At this inspection we found:
- The practice had an effective system in place for recording, responding and learning from significant events. However, they did not have complete oversight of safety alerts which included Medicines & Healthcare products Regulatory Agency (MHRA) alerts. Following our inspection the practice completed a review of MHRA alerts since March 2016 and provided evidence of regular discussion at clinical meetings.
- Whilst the overview record of staff training was not effectively completed, which the practice explained was due to information technology issues, they could evidence that the majority of staff had completed training deemed mandatory by the practice. However two clinical staff members had not completed safeguarding children and vulnerable adults training appropriate to their role. One GP was overdue their refresher training for basic life support and anaphylaxis. Training was arranged following our inspection.
- Infection control policies and procedures were in place and a number of audits were completed and actions identified were acted on. The practice did not record the Hepatitis B immunity of all non-clinical staff, who were at risk as they were responsible for the cleaning of spilt body fluids. Written risk assessments had not been undertaken in relation to the roles the practice required these staff to undertake.
- Appropriate recruitment arrangements were in place and staff received an induction applicable to their role. Appraisals had been completed in the staff files that we viewed and staff we spoke with confirmed they had received an annual appraisal.
- The practice had systems in place for the appropriate and safe handling of medicines.
- The practice routinely reviewed the effectiveness and appropriateness of the care it provided. It ensured that care and treatment was delivered according to evidence based guidelines.
- The practice were very aware of the specific needs of their patient population. This included a significantly higher than average number of patients between the ages of 20 and 44, and with significantly higher deprivation levels than the clinical commissioning group (CCG) average. The practice had a high transient population and many patients for whom English was not a first language. Staff involved and treated people with compassion, kindness, dignity and respect. We saw examples of this during the inspection.
- The practice had less than 1% of the practice population identified as carers. This figure was low due to the significantly lower number of older patients registered at the practice. Information was available for carers, although not all the staff we spoke with were aware of the services available for carers and how to signpost patients to these services.

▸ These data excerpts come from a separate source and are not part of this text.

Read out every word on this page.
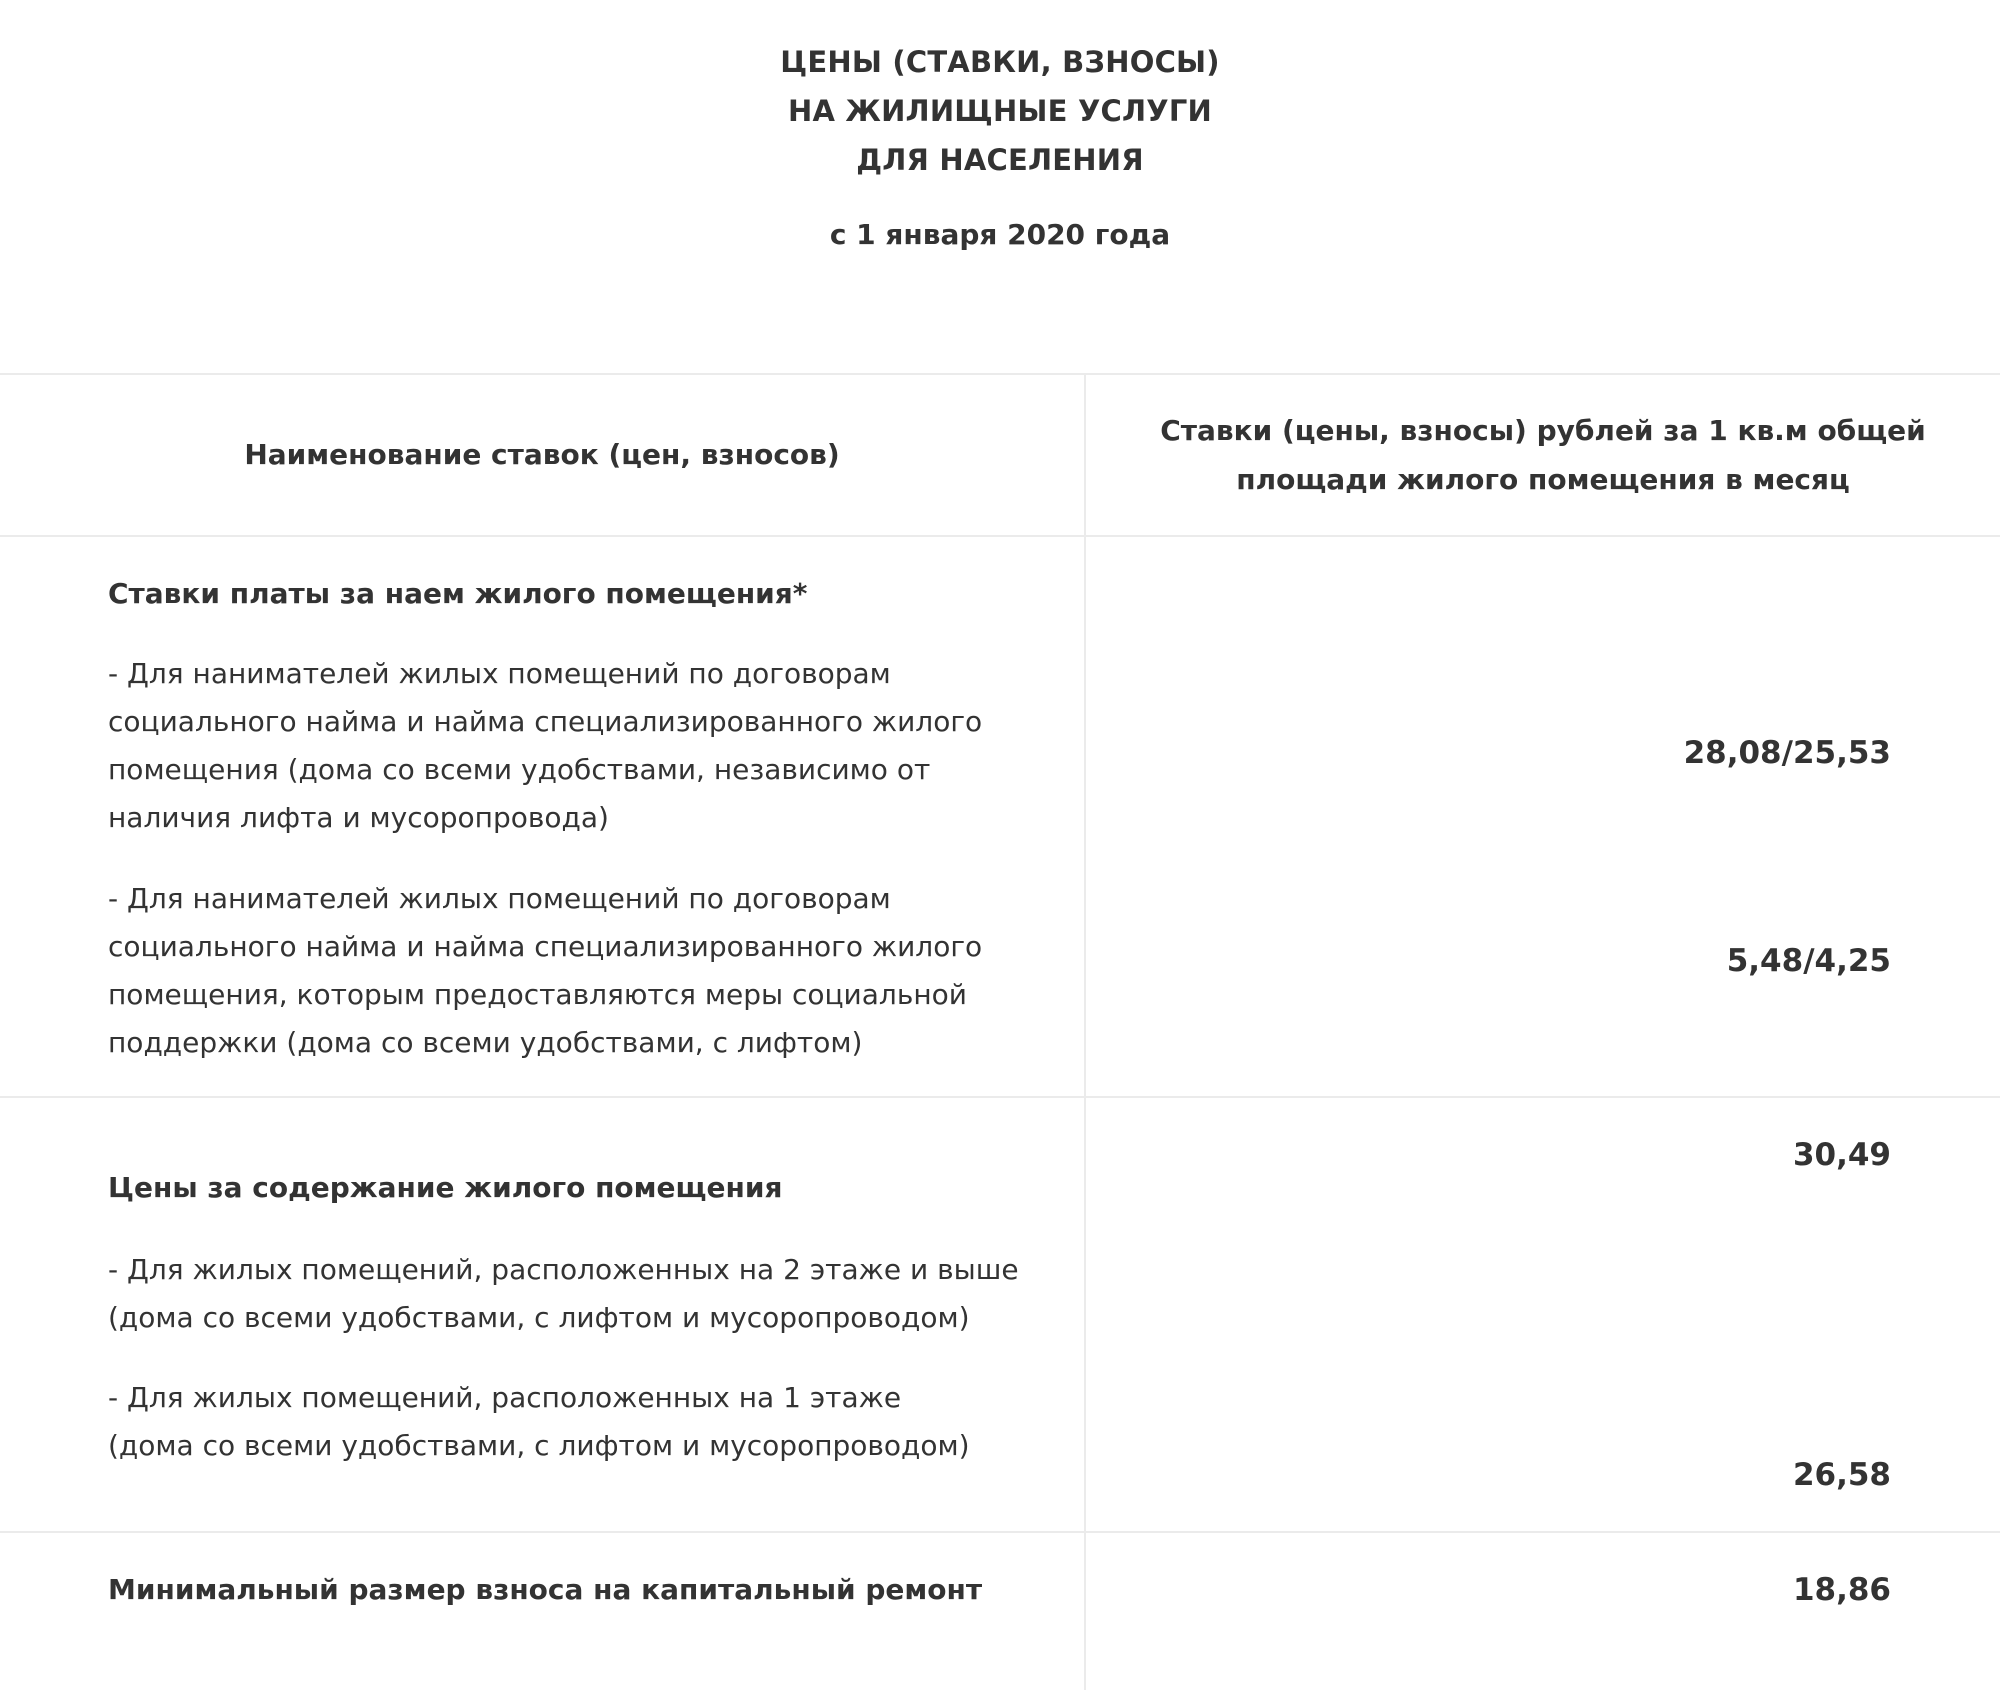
ЦЕНЫ (СТАВКИ, ВЗНОСЫ)
НА ЖИЛИЩНЫЕ УСЛУГИ
ДЛЯ НАСЕЛЕНИЯ
с 1 января 2020 года
Наименование ставок (цен, взносов)
Ставки (цены, взносы) рублей за 1 кв.м общей площади жилого помещения в месяц
Ставки платы за наем жилого помещения*
- Для нанимателей жилых помещений по договорам
социального найма и найма специализированного жилого
помещения (дома со всеми удобствами, независимо от
наличия лифта и мусоропровода)
28,08/25,53
- Для нанимателей жилых помещений по договорам
социального найма и найма специализированного жилого
помещения, которым предоставляются меры социальной
поддержки (дома со всеми удобствами, с лифтом)
5,48/4,25
30,49
Цены за содержание жилого помещения
- Для жилых помещений, расположенных на 2 этаже и выше
(дома со всеми удобствами, с лифтом и мусоропроводом)
- Для жилых помещений, расположенных на 1 этаже
(дома со всеми удобствами, с лифтом и мусоропроводом)
26,58
Минимальный размер взноса на капитальный ремонт	18,86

- Annual health checks for people with a learning disability were offered by the practice. The practice currently had 76 patients on the learning disabilities register who were eligible for a health check; 29 of these patients had received a health check since April 2017. The practice had plans to invite patients for a review and worked with a learning disability nurse to support this work.

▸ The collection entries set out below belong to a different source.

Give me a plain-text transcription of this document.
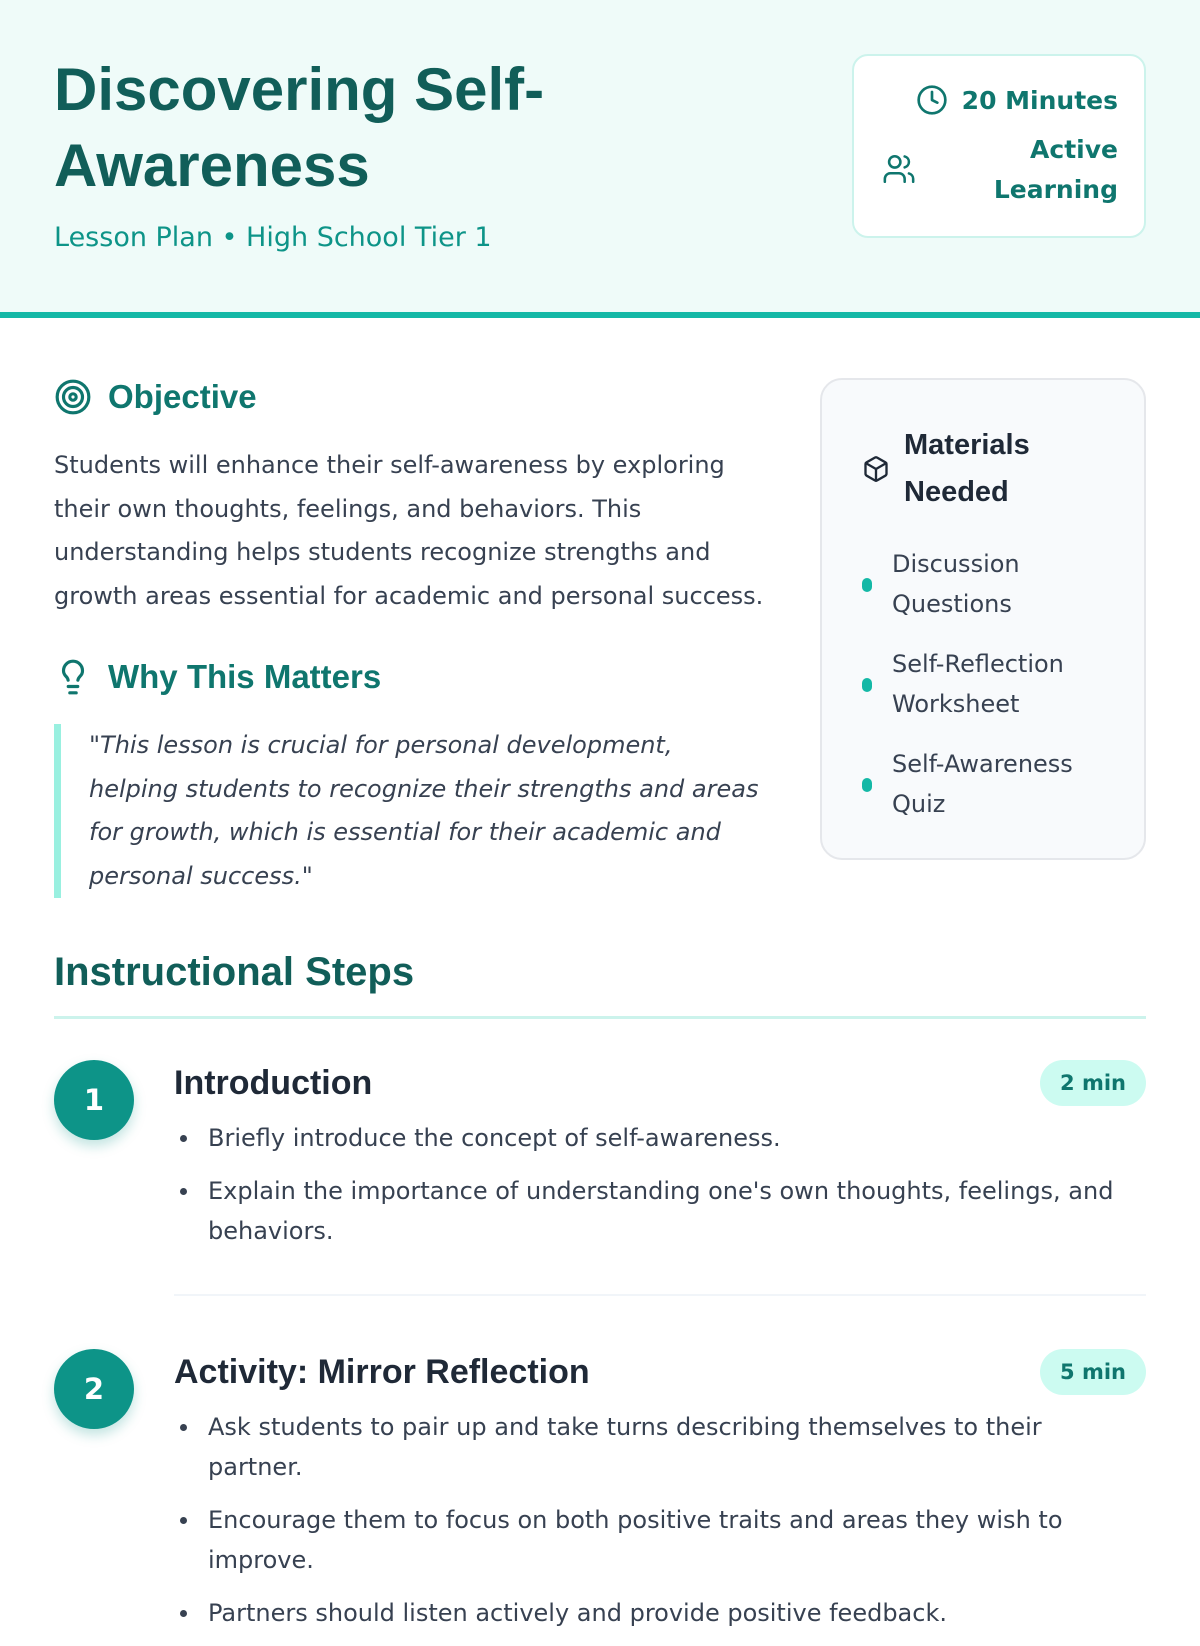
Discovering Self-Awareness
Lesson Plan • High School Tier 1
20 Minutes
Active Learning
Objective

Students will enhance their self-awareness by exploring their own thoughts, feelings, and behaviors. This understanding helps students recognize strengths and growth areas essential for academic and personal success.

Why This Matters
"This lesson is crucial for personal development, helping students to recognize their strengths and areas for growth, which is essential for their academic and personal success."
Materials Needed
Discussion Questions
Self-Reflection Worksheet
Self-Awareness Quiz
Instructional Steps
1	Introduction	2 min
Briefly introduce the concept of self-awareness.
Explain the importance of understanding one's own thoughts, feelings, and behaviors.
2	Activity: Mirror Reflection	5 min
Ask students to pair up and take turns describing themselves to their partner.
Encourage them to focus on both positive traits and areas they wish to improve.
Partners should listen actively and provide positive feedback.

- All of the patients we spoke with and received comments from found the appointment system easy to use and reported that they were able to access appointments easily. This was supported by a review of the appointment system and data from the national GP Patient Survey. Some patients advised that they did not always have consistency of GP, although this was available if you could wait.

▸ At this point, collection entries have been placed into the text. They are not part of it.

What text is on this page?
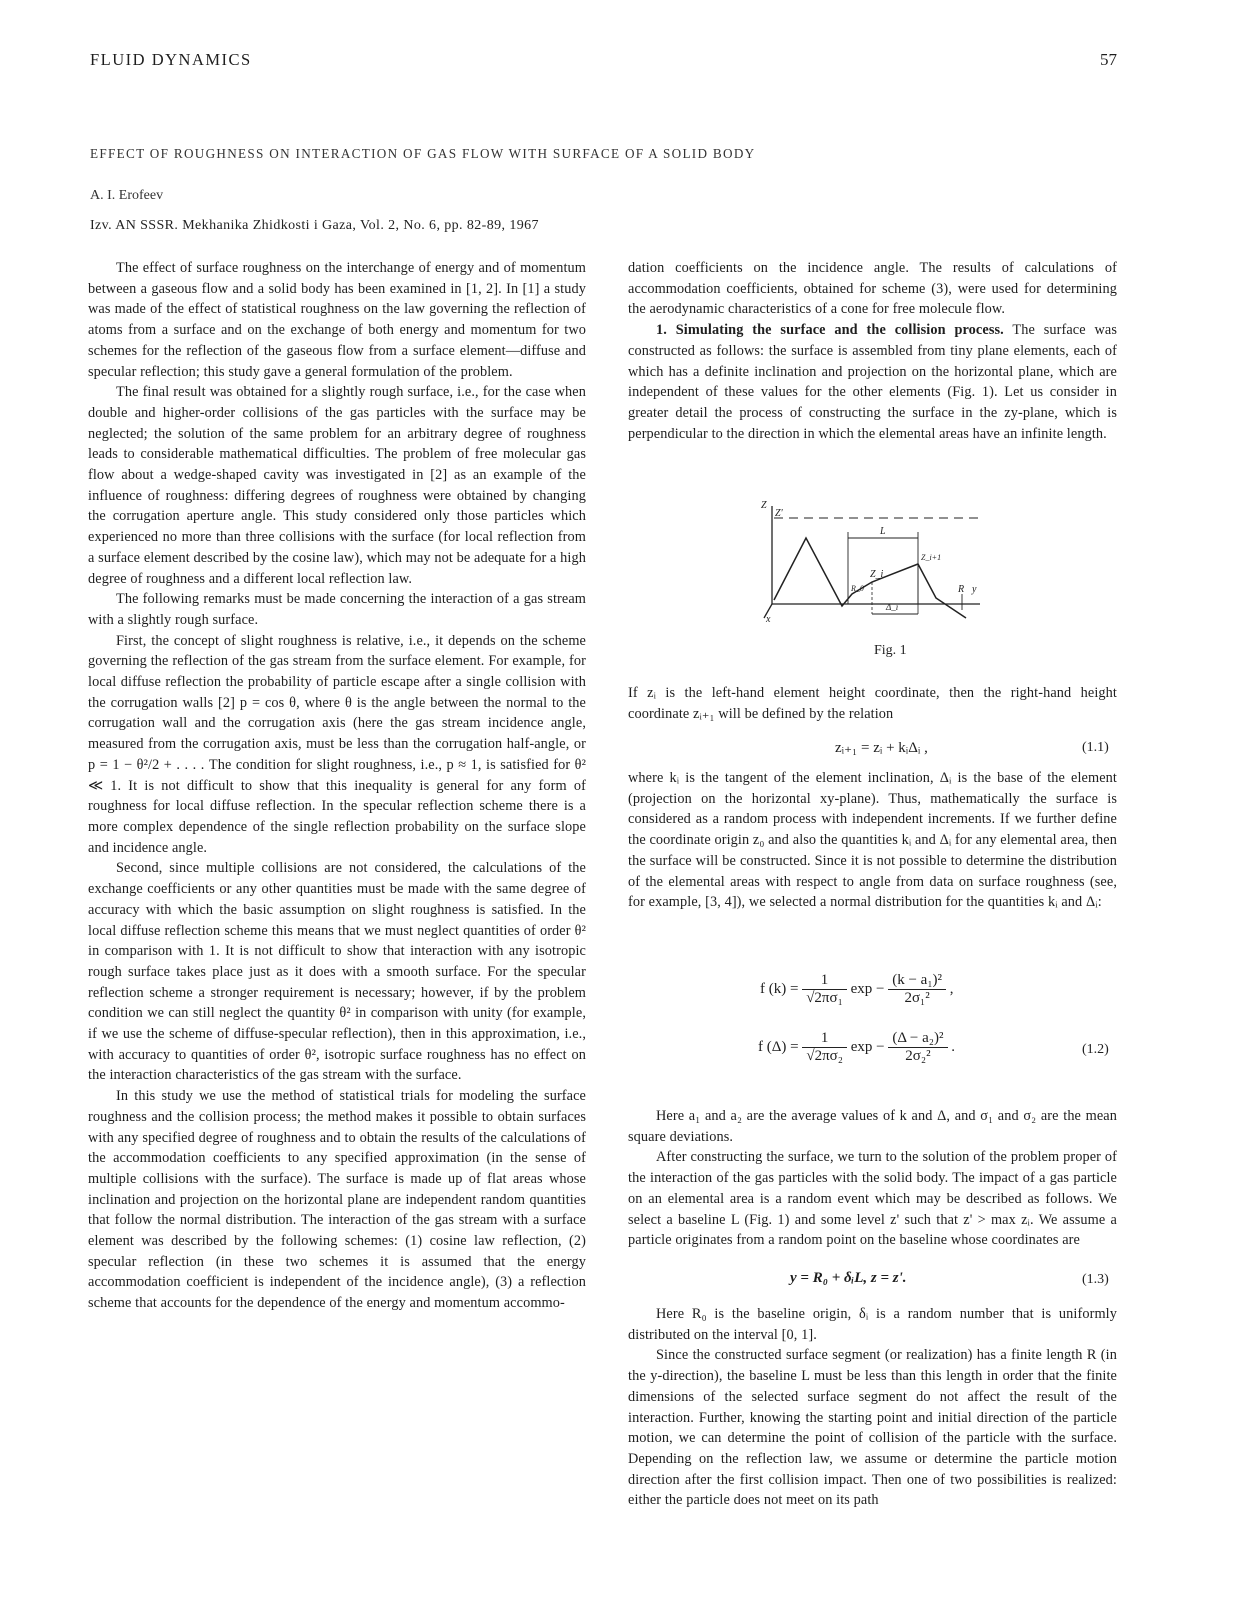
FLUID DYNAMICS	57
EFFECT OF ROUGHNESS ON INTERACTION OF GAS FLOW WITH SURFACE OF A SOLID BODY
A. I. Erofeev
Izv. AN SSSR. Mekhanika Zhidkosti i Gaza, Vol. 2, No. 6, pp. 82-89, 1967

The effect of surface roughness on the interchange of energy and of momentum between a gaseous flow and a solid body has been examined in [1, 2]. In [1] a study was made of the effect of statistical roughness on the law governing the reflection of atoms from a surface and on the exchange of both energy and momentum for two schemes for the reflection of the gaseous flow from a surface element—diffuse and specular reflection; this study gave a general formulation of the problem.

The final result was obtained for a slightly rough surface, i.e., for the case when double and higher-order collisions of the gas particles with the surface may be neglected; the solution of the same problem for an arbitrary degree of roughness leads to considerable mathematical difficulties. The problem of free molecular gas flow about a wedge-shaped cavity was investigated in [2] as an example of the influence of roughness: differing degrees of roughness were obtained by changing the corrugation aperture angle. This study considered only those particles which experienced no more than three collisions with the surface (for local reflection from a surface element described by the cosine law), which may not be adequate for a high degree of roughness and a different local reflection law.

The following remarks must be made concerning the interaction of a gas stream with a slightly rough surface.

First, the concept of slight roughness is relative, i.e., it depends on the scheme governing the reflection of the gas stream from the surface element. For example, for local diffuse reflection the probability of particle escape after a single collision with the corrugation walls [2] p = cos θ, where θ is the angle between the normal to the corrugation wall and the corrugation axis (here the gas stream incidence angle, measured from the corrugation axis, must be less than the corrugation half-angle, or p = 1 − θ²/2 + . . . . The condition for slight roughness, i.e., p ≈ 1, is satisfied for θ² ≪ 1. It is not difficult to show that this inequality is general for any form of roughness for local diffuse reflection. In the specular reflection scheme there is a more complex dependence of the single reflection probability on the surface slope and incidence angle.

Second, since multiple collisions are not considered, the calculations of the exchange coefficients or any other quantities must be made with the same degree of accuracy with which the basic assumption on slight roughness is satisfied. In the local diffuse reflection scheme this means that we must neglect quantities of order θ² in comparison with 1. It is not difficult to show that interaction with any isotropic rough surface takes place just as it does with a smooth surface. For the specular reflection scheme a stronger requirement is necessary; however, if by the problem condition we can still neglect the quantity θ² in comparison with unity (for example, if we use the scheme of diffuse-specular reflection), then in this approximation, i.e., with accuracy to quantities of order θ², isotropic surface roughness has no effect on the interaction characteristics of the gas stream with the surface.

In this study we use the method of statistical trials for modeling the surface roughness and the collision process; the method makes it possible to obtain surfaces with any specified degree of roughness and to obtain the results of the calculations of the accommodation coefficients to any specified approximation (in the sense of multiple collisions with the surface). The surface is made up of flat areas whose inclination and projection on the horizontal plane are independent random quantities that follow the normal distribution. The interaction of the gas stream with a surface element was described by the following schemes: (1) cosine law reflection, (2) specular reflection (in these two schemes it is assumed that the energy accommodation coefficient is independent of the incidence angle), (3) a reflection scheme that accounts for the dependence of the energy and momentum accommo-

dation coefficients on the incidence angle. The results of calculations of accommodation coefficients, obtained for scheme (3), were used for determining the aerodynamic characteristics of a cone for free molecule flow.

1. Simulating the surface and the collision process. The surface was constructed as follows: the surface is assembled from tiny plane elements, each of which has a definite inclination and projection on the horizontal plane, which are independent of these values for the other elements (Fig. 1). Let us consider in greater detail the process of constructing the surface in the zy-plane, which is perpendicular to the direction in which the elemental areas have an infinite length.

Z
Z'
L
Z_i
Z_i+1
R_0	R y
x
Δ_i
Fig. 1

If zᵢ is the left-hand element height coordinate, then the right-hand height coordinate zᵢ₊₁ will be defined by the relation

zᵢ₊₁ = zᵢ + kᵢΔᵢ ,	(1.1)

where kᵢ is the tangent of the element inclination, Δᵢ is the base of the element (projection on the horizontal xy-plane). Thus, mathematically the surface is considered as a random process with independent increments. If we further define the coordinate origin z₀ and also the quantities kᵢ and Δᵢ for any elemental area, then the surface will be constructed. Since it is not possible to determine the distribution of the elemental areas with respect to angle from data on surface roughness (see, for example, [3, 4]), we selected a normal distribution for the quantities kᵢ and Δᵢ:

f $(k) = \frac{1}{\text{√2πσ₁}}$ $\exp - \frac{\text{(k − a₁)²}}{\text{2σ₁²}}$ ,
f $(\Delta) = \frac{1}{\text{√2πσ₂}}$ $\exp - \frac{\text{(Δ − a₂)²}}{\text{2σ₂²}}$ .	(1.2)

Here a₁ and a₂ are the average values of k and Δ, and σ₁ and σ₂ are the mean square deviations.

After constructing the surface, we turn to the solution of the problem proper of the interaction of the gas particles with the solid body. The impact of a gas particle on an elemental area is a random event which may be described as follows. We select a baseline L (Fig. 1) and some level z' such that z' > max zᵢ. We assume a particle originates from a random point on the baseline whose coordinates are

y = R₀ + δᵢL, z = z'.	(1.3)

Here R₀ is the baseline origin, δᵢ is a random number that is uniformly distributed on the interval [0, 1].

Since the constructed surface segment (or realization) has a finite length R (in the y-direction), the baseline L must be less than this length in order that the finite dimensions of the selected surface segment do not affect the result of the interaction. Further, knowing the starting point and initial direction of the particle motion, we can determine the point of collision of the particle with the surface. Depending on the reflection law, we assume or determine the particle motion direction after the first collision impact. Then one of two possibilities is realized: either the particle does not meet on its path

- There was an effective system for responding to and learning from complaints. Information on the practice’s complaints procedure was not easily available in the practice, although it was on the practice’s website.
The areas where the provider must make improvements as they are in breach of regulations are:
- Establish effective systems and processes to ensure good governance in accordance with the fundamental standards of care.
The areas where the provider should make improvements are:
- Staff at the practice should be aware of the support services available for carers and be able to signpost carers to these services.
- Information about the practice’s complaints procedure should be updated and easily available at the practice.
- Continue with plans to invite patients with a learning disability for a health check.